Tonya Cajuste still laughs about the peanut butter and jelly sandwich.
Even though she ate it on the morning she almost died.
Cajuste and her husband, JC, were getting ready for church one Sunday in November 2013 when she decided it was time for breakfast and made herself a PB&J – “because I’m not traditional,” she joked.
Soon afterwards, she started feeling unwell, as if the sandwich were stuck in her chest. She tried drinking water, but it didn’t help. She stood up, and that’s when JC calmly told her: “Babe, I think we need to get you to the hospital.”
She didn’t know then that she had turned gray – “and he’d never seen that particular color on me.”
Neither of them knew that Tonya’s aorta, the largest artery in the body, was tearing apart. Or that she would ultimately need a double organ transplant in order to survive.
Tonya was taken to a hospital in Palm Beach, where she was rushed into surgery. Doctors there told JC that she had about a 10 percent chance of surviving the aortic dissection.
Tonya was no stranger to health challenges. Before the dissection, she had been living with kidney disease and had to have regular dialysis – or, as she called it, “life-alysis, because nobody wants to die three or four times a week.” She was already waiting for a kidney transplant.
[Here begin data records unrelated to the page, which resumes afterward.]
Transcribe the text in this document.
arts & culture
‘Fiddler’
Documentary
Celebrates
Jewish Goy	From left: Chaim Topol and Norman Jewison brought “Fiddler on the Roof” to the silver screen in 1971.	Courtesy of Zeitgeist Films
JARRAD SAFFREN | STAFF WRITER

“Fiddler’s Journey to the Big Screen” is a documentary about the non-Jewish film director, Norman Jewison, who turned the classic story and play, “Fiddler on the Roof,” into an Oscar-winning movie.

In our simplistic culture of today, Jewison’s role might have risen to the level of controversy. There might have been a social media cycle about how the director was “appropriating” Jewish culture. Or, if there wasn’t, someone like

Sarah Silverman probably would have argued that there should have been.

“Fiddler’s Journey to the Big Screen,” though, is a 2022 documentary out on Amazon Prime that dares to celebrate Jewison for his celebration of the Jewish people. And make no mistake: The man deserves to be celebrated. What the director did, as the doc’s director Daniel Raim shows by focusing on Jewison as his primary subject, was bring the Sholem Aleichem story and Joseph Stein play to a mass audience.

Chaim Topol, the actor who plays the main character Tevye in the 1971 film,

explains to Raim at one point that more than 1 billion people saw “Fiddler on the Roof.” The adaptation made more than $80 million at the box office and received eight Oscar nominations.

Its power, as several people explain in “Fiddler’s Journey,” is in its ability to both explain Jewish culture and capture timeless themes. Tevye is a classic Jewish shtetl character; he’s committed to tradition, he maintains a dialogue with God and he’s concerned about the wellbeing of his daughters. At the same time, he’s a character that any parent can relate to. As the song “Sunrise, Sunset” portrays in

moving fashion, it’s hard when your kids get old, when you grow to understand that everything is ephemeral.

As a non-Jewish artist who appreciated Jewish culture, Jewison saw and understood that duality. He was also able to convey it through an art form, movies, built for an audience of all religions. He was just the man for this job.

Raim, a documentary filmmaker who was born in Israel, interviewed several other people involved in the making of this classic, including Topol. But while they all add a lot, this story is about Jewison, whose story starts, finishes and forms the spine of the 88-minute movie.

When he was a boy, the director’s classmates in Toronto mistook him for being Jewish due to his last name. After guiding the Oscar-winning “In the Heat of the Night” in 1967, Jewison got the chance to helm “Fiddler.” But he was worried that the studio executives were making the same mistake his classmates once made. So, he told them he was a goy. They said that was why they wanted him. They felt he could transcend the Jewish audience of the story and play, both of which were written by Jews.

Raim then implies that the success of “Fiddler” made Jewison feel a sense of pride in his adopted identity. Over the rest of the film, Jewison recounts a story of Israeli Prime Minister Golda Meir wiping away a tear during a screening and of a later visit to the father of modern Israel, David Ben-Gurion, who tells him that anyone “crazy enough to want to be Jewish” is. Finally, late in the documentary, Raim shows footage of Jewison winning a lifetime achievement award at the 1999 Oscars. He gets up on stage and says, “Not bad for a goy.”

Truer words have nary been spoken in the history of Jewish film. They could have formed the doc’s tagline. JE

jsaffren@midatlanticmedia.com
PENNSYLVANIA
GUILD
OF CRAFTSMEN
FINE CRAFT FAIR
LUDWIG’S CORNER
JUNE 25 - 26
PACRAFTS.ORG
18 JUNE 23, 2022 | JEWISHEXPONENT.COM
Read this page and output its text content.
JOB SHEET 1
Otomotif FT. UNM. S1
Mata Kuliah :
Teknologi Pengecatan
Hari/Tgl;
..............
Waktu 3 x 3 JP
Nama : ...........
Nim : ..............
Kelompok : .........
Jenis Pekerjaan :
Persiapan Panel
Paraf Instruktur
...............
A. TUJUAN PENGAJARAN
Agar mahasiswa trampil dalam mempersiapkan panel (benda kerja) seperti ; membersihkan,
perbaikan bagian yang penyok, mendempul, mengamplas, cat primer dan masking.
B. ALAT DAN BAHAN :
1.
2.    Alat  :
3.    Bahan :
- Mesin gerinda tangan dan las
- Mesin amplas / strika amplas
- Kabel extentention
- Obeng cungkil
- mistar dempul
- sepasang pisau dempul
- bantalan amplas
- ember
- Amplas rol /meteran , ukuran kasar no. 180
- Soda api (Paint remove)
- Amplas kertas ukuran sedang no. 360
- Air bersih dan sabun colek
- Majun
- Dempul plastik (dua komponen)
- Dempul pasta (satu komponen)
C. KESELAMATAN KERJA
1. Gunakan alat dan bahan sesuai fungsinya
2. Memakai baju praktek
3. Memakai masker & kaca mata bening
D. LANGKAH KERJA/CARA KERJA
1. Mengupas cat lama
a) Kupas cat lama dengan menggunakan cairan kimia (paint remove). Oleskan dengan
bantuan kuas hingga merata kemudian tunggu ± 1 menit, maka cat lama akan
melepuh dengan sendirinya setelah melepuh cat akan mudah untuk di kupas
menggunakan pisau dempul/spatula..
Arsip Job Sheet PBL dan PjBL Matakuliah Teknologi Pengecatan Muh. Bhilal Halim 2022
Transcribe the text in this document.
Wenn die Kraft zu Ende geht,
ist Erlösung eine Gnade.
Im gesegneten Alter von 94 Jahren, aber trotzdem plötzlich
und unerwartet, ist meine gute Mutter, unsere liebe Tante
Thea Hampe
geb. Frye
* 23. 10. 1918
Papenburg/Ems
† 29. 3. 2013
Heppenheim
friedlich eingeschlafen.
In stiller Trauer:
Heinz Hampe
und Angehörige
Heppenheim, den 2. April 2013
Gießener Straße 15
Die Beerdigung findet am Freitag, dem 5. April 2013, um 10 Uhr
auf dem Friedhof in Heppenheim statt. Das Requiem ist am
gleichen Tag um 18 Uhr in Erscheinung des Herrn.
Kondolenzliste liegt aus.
Still, the dissection took everything to a different level. Tonya made it through surgery, but the ordeal had damaged her heart. She had to have a device implanted inside her chest to shock her heart if it started to beat too fast. But that was a short-term fix. She would need a heart transplant as well as a new kidney, the Palm Beach doctors told her. They contacted three hospitals, asking if anyone would look at her case, “because things were dreadful, apparently,” Tonya laughed.
Even for Tampa General, where patients with complex illnesses are transferred from around Florida, doctors knew Cajuste’s chances were dicey.
“Her risk was huge,” said Dr. Peter Berman, a transplant cardiologist at TGH. “We’re talking a high-risk patient, even by our standards, and we only see high-risk patients. She was a level above that.”
Still, Tampa General was the only hospital to say yes.
The Cajustes lived four hours away and had never heard of TGH. But they came to Tampa so that Tonya could be evaluated for a transplant. In December 2014, she was approved.
On January 20, 2015, she got the call that changed her life. JC drove to Tampa so fast that Tonya had to keep reminding him to slow down.
“Dude, I need a heart and a kidney,” she told him. “I don’t want any other parts. Please get me there safely.”
Soon she was in surgery again, getting her new heart. She remembers waking up and giving JC a thumbs up. Then she went back into surgery to get her new kidney.
After the surgery, Tonya faced rehabilitation and some health setbacks along the way – including another tear in her aorta that required complex surgery to repair.
But today, while she still faces a somewhat higher risk of another aorta problem, Tonya is healthy, happy and has been able to return to work, finding a new career working for her local police department. She spent just over a year as a 911 operator – “hard work and ‘heart’ work,” she said – and recently moved to working in the department’s fiscal services division.
Anniversaries and birthdays are even better now. She feels blessed to have more time with JC. She’s grateful that her parents didn’t have to bury their daughter. She figures that now she’ll get to see her son marry and have children.
“She’s great, her husband’s great, everyone loves them,” Berman said. “They’re a wonderful couple. He’s incredibly supportive. He’s been with her every minute of every day of every visit at her bedside and they just have a great relationship.”
Tonya remains keenly aware that she is alive today because another family lost a loved one. That family has described her donor as a “sweet, kind, giving person.”
“So I want to carry on that legacy too,” Tonya said. “That person who gifted me with this. Their family doesn’t get the benefit of seeing them, or hearing their laughter, or knowing they are touching lives. So for me, it’s important to carry on a life-changing, life-touching, helping people kind of legacy.”
Her case remains a touchstone for Berman.
“She’s pretty remarkable,” he said. “She’s really come back to life after having such severe combined organ disease…She has overcome almost insurmountable problems.”
Tonya also has special words for the health care workers who cared for her: “We are all connected in some way,” she said. “And now we are all kind of woven together in this amazing tapestry, this amazing fabric that makes life. And you all, every day, you’re weaving your fabric into someone’s life. So whenever you get discouraged…I know a lot of people don’t get to see the before and after. This is definitely the after. Transplantation extends life. And it makes lives better.”